Authorities including the US Food and Drug Administration are giving emergency use authorisation to get more antibody testing kits on to the market to answer the all important questions: what percentage of the population has been exposed to the virus; does the presence of antibodies confer immunity; and, if so, for how long? And antibody-rich blood from recovered individuals (“convalescent plasma”) can also potentially be used to treat infected patients with life-threatening disease.
So the kits are useful for the study of populations and to identify potential antibody donors. But should you rush out and buy one? The World Health Organization says that the tests can show if you’ve had the virus but that there is “no evidence that people who have recovered from Covid-19 and have antibodies are protected from a second infection”.
The leading consultant oncologist Prof Karol Sikora argues that the kits are probably reliable but not necessarily useful for individuals. He says the dream ticket would be a test like a piece of litmus paper that you could put in the mouth to reveal both the presence of the active virus and antibodies to get an instant result. Biotech companies are working on it but it’s a huge challenge. As things stand in the UK, there’s no freely available, officially sanctioned antibody test to show previous infection and no wholly satisfactory antigen test to show active infection. (The antigen test relies on a swab being shoved up your throat and nose and transported to a distant lab for analysis. False negative rates are as high as 25% and portable tests are still unreliable.)
Sikora says there are three groups of people on the streets, “the susceptible, the infected and the recovered or so-called immunoprivileged”. We can’t be sure but, based on experience with similar Sars and Mers viruses, he thinks that the recovered group who have antibodies are probably immune. How strong or long-lasting that immunity is, though, is anyone’s guess.
The rate of seroconversion (the percentage of people who have antibodies) in studies is lower than you’d expect given the prevalence of the disease (between 1.5% and 20% in published studies and around 10% in Sikora’s small study). This could be because the body can mount a swift and effective defence against a virus without forming lasting antibodies. So if you test positive for the virus (antigen test) but negative for antibodies, that means that you’ve had the infection. But are you immune?

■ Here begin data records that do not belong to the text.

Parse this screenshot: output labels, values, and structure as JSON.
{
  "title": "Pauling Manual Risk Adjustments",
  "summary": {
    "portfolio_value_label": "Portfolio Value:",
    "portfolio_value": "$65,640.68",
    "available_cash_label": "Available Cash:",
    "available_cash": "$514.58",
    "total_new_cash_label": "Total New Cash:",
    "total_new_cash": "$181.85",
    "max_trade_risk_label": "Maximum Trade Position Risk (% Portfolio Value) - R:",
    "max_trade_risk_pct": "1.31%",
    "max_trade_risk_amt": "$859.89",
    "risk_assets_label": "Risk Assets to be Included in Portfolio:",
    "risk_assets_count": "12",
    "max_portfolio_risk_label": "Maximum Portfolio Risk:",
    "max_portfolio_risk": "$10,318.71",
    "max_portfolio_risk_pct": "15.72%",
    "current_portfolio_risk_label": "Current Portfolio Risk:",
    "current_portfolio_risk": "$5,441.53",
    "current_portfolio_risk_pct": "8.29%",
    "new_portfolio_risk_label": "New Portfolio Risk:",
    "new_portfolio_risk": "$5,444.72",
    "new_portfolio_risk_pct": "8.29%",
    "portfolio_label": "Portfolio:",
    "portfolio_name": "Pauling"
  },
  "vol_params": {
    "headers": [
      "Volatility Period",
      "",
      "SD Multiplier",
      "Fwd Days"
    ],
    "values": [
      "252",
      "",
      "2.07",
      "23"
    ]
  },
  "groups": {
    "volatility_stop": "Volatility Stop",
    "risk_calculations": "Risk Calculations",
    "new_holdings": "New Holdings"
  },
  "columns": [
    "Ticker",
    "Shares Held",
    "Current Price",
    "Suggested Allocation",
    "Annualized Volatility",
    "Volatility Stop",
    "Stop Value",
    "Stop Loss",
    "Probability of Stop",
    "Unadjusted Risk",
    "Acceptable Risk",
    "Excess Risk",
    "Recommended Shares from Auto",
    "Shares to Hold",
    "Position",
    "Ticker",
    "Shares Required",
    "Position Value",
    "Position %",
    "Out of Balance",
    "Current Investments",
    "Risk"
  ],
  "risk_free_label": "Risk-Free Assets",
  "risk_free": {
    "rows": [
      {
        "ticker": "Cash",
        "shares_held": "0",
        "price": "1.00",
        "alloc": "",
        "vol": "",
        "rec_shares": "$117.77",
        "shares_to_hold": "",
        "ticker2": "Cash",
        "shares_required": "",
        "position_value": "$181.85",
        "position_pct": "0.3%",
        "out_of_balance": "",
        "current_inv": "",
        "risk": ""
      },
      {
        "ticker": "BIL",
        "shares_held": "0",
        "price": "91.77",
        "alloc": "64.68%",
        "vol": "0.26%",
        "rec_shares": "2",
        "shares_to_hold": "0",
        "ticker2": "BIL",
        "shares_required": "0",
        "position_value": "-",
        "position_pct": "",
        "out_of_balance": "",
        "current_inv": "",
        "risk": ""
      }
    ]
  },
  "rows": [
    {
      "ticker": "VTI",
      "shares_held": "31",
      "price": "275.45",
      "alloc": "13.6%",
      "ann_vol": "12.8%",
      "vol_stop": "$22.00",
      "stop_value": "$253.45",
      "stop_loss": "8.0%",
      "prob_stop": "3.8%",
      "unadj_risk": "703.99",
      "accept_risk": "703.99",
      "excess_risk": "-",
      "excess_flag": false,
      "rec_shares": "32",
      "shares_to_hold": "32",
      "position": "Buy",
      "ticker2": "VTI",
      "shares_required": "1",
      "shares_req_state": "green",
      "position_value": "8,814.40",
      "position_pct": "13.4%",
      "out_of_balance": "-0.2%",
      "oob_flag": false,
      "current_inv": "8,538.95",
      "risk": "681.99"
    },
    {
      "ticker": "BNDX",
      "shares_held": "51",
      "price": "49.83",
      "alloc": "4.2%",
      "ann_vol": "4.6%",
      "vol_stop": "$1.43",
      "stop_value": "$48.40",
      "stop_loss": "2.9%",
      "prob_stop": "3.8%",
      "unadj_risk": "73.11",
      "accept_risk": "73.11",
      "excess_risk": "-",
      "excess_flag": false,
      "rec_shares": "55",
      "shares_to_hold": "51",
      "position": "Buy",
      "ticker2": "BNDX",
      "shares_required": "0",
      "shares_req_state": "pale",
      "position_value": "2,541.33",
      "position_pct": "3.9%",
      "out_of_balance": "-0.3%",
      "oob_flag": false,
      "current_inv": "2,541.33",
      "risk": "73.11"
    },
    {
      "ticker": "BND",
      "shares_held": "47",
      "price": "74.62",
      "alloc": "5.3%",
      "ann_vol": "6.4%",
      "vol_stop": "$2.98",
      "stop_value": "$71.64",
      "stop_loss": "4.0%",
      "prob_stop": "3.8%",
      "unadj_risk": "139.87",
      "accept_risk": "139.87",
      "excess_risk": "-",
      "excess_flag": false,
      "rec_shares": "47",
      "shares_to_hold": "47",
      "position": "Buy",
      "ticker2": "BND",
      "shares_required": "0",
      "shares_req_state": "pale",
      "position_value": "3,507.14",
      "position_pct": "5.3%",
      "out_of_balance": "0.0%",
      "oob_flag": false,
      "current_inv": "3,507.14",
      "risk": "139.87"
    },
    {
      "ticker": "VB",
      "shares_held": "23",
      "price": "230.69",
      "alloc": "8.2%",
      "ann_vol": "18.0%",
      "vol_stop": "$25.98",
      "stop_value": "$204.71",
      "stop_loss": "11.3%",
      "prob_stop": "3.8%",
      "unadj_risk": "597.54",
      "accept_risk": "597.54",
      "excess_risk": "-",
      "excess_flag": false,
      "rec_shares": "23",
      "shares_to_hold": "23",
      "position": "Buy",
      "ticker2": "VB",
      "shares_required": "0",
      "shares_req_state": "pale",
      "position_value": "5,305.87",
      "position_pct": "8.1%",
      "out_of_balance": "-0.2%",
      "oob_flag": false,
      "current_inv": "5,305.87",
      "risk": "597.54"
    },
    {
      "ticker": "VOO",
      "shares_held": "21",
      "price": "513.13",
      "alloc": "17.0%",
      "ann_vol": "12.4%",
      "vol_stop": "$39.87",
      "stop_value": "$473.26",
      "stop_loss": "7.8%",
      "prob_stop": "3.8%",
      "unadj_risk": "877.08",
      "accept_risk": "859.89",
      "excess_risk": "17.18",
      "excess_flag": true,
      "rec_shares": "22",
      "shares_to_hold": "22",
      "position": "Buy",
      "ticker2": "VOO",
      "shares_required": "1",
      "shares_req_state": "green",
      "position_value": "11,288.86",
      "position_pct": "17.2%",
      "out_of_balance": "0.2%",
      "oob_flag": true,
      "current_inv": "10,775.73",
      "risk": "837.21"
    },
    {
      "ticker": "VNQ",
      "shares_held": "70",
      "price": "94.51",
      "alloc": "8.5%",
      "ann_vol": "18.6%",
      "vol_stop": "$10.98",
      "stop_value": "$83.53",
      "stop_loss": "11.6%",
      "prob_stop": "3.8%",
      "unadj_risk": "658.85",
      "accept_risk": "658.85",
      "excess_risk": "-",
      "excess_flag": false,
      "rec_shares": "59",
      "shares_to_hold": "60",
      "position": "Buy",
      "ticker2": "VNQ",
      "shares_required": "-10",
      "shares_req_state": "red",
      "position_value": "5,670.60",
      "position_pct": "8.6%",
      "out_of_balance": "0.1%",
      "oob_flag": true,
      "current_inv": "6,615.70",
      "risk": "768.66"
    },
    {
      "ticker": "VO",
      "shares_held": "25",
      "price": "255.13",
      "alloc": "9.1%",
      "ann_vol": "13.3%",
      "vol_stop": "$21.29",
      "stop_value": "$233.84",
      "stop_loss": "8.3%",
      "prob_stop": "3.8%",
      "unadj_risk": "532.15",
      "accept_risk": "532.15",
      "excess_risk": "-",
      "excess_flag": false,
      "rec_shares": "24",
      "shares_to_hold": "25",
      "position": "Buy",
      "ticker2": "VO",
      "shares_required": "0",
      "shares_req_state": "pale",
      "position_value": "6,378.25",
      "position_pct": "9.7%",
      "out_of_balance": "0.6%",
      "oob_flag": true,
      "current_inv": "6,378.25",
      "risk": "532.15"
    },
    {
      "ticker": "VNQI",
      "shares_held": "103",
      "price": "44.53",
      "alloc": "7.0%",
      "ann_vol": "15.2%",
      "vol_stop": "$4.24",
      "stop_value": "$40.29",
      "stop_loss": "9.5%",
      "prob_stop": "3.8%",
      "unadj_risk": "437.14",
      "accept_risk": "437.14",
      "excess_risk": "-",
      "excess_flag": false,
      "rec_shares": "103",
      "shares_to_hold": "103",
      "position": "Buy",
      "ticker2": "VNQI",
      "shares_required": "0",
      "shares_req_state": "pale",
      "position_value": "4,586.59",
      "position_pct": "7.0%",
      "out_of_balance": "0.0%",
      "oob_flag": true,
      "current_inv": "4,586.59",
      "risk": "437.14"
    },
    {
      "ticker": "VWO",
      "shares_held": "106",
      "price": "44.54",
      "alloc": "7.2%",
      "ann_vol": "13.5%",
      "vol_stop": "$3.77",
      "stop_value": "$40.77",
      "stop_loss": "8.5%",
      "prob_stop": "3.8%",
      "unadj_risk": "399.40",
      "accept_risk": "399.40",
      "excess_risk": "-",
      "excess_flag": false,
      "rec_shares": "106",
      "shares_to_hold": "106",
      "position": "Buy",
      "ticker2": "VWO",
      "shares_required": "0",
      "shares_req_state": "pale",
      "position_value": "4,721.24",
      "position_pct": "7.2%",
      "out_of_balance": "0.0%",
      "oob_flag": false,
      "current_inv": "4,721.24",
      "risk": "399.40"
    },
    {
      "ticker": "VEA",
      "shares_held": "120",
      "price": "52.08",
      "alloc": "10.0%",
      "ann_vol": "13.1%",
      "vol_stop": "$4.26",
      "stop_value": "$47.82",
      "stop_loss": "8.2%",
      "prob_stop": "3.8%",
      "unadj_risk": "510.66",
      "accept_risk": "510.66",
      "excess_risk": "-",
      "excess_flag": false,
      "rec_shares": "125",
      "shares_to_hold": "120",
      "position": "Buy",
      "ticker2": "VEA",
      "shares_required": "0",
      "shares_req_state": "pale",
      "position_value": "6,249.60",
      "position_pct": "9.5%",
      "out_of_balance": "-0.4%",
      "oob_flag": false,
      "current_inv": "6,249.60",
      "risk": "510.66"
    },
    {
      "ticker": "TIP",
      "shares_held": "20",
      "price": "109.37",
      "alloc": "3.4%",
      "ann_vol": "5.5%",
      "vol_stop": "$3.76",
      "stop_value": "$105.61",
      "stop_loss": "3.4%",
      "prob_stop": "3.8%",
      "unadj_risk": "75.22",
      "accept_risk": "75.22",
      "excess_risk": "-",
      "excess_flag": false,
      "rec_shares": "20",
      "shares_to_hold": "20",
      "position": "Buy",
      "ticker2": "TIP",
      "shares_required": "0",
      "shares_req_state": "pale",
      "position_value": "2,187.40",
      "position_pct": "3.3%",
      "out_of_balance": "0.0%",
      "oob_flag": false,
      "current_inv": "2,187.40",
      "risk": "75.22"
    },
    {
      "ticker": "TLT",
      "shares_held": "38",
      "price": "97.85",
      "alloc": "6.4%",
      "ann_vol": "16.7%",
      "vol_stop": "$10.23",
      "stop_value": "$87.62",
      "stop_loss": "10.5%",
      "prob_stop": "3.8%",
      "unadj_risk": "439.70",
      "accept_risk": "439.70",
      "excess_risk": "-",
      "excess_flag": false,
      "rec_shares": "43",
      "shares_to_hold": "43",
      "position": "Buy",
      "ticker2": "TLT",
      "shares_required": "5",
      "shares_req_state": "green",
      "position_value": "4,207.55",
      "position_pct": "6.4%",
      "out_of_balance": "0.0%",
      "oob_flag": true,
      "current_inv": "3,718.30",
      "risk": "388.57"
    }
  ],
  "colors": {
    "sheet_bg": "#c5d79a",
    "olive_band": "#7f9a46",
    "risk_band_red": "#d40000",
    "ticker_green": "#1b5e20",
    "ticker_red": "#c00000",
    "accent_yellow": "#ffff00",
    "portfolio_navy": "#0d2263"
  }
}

The answer is a weak “maybe”.
Even if you are immune, what about the ethics of granting immunity passports– a kind of get out of jail free card – to those who test positive? The ethicist Prof Ezekiel Emanuel argues that immunity-based licences would be good because they would free up individuals who have been infected already without worsening the situation of those who haven’t. Licences would be based on hard facts so would not be discriminatory. That may be so, but doesn’t allow for the fake or stolen documents that would be inevitable in our ethically impure world.
Where does all this uncertainty leave us? Should my friend shell out £100? Will my life change when I get my result? Sikora says “you can wear your positive (antibody) test as a badge if you want to but you still have to stick to the law”. Perhaps it would give you peace of mind if you can’t resist a cuddle with a grandchild, he concedes, and frontline key workers in hospitals and care homes could feel and be safer. Ongoing population-based antigen and antibody testing are clearly vital tools in planning an exit strategy from lockdown. But personally, I wish I’d saved my money –and fingertips.